Снова неразборчивый ответ матери.
– Что? Ты с ума сошла? Да теперь у всех есть машины!
Я завершил наконец процесс мочеиспускания, в моих ушах, перекатываясь, громыхало слово «машина», и больше я его слышать не желал. Я захлопнул окно, выходившее во внутренний двор, потом причесался, бросил последний взгляд на свой ненавистный нос, из-за которого меня прозвали Сирано, и двинулся к выходу. Проходя по коридору, я нажал кнопку автоответчика и услышал совсем короткое послание от Кармины:
– Ни одна женщина на свете не любит тебя так, как я.
Следом послышались тихие всхлипывания.
Еще не успев дойти до дверей, я почему-то замешкался у окна, из которого была видна улица Дурбан. Мной овладело безумное желание взять подзорную трубу и пошпионить за тем, что происходит на территории, принадлежащей с некоторых пор моему роману. Я пошел на поводу у своего каприза и достал-таки подзорную трубу. Приставил глаз к черному резиновому колечку, очень, надо заметить, уютному, и несколько секунд следил за тем, что происходит на улице. Взгляд мой задержался на унылом остреньком носике бедной сеньоры Хулии, которая по-прежнему сидела у дверей своего винного погребка, уставив взор в облака. С каждым днем я все больше уверялся в мысли, что ее муж недавно умер. Затем я направил полет своего взгляда ввысь и с такой жадностью принялся созерцать какого-то щегла, что, когда птичка дернула скромным клювом в мою сторону, я инстинктивно зажмурил глаз.
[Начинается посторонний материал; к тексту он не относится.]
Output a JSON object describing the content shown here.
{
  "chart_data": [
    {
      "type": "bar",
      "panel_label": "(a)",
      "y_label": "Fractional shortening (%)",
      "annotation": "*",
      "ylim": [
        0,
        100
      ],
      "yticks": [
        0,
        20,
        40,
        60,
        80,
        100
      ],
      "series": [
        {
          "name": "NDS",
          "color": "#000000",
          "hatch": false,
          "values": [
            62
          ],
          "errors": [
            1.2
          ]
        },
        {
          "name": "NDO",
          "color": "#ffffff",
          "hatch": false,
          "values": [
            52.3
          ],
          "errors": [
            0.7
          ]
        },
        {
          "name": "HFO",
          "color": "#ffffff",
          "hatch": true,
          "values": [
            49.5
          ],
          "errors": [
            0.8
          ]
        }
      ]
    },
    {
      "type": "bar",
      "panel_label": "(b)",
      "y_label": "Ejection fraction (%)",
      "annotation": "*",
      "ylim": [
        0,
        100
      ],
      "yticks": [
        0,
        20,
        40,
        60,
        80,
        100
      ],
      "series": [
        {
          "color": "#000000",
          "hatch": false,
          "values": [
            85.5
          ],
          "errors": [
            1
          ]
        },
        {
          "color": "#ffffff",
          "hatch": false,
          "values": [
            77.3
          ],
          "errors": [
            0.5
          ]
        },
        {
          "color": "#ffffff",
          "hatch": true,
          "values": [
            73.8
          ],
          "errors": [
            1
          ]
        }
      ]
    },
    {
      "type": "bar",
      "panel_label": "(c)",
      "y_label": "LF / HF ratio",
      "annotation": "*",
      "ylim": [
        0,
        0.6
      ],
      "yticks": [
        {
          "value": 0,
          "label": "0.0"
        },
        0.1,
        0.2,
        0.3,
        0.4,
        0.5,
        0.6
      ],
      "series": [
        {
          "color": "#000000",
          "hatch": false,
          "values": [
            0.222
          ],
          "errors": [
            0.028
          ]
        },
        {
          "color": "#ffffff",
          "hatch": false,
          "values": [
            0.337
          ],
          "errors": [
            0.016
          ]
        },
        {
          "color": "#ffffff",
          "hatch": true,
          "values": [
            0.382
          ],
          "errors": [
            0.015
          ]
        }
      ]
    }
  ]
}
Итак, я повел свою лекцию на прогулку.
Сперва спустился вниз по лестнице и забрал почту в комнатке консьержа – пачка оказалась солидной. Но, добавлю, это удовольствие мне приходилось испытывать почти ежедневно. Я сунул всю пачку в карман куртки и поздоровался с хромым консьержем, который вяло повторил следом за мной:
– Добрый день!
Едва я очутился на улице, как меня охватило внезапное и очень бодрящее чувство свободы, я ведь избавился от письменного стола и затхлого запаха литературы, а такое освобождение всегда действовало на меня благотворным образом.
Шагая вниз по улице Дурбан, я решил, что вечером, когда придет время рассказывать о моем деде, будет разумнее начать рассказ с того, что этот шпион за таинством евхаристии всегда считался самым здравомыслящим человеком на свете – да, но только до дня ухода на пенсию. Именно в тот день дали о себе знать первые странности и несуразности, и на некий, весьма непродолжительный, период дед перестал быть нормальным и благоразумным человеком, каким считался всю жизнь.
Именно в тот день – ни днем раньше и ни днем позже – дед восседал во главе стола в окружении родственников, сослуживцев и родственников самых преданных из сослуживцев. Приближался к концу обед, устроенный в честь деда. Дело происходило в саду, где сейчас я пишу эти строки, и тут что-то случилось у деда с головой, легкое помешательство, которое гости и домашние предпочли объяснить либо тем, что он выпил слишком много вина, либо тем, что он чрезмерно радовался, прощаясь с миром трудовых будней после многолетней работы во главе сети магазинов «Оптика Перельо».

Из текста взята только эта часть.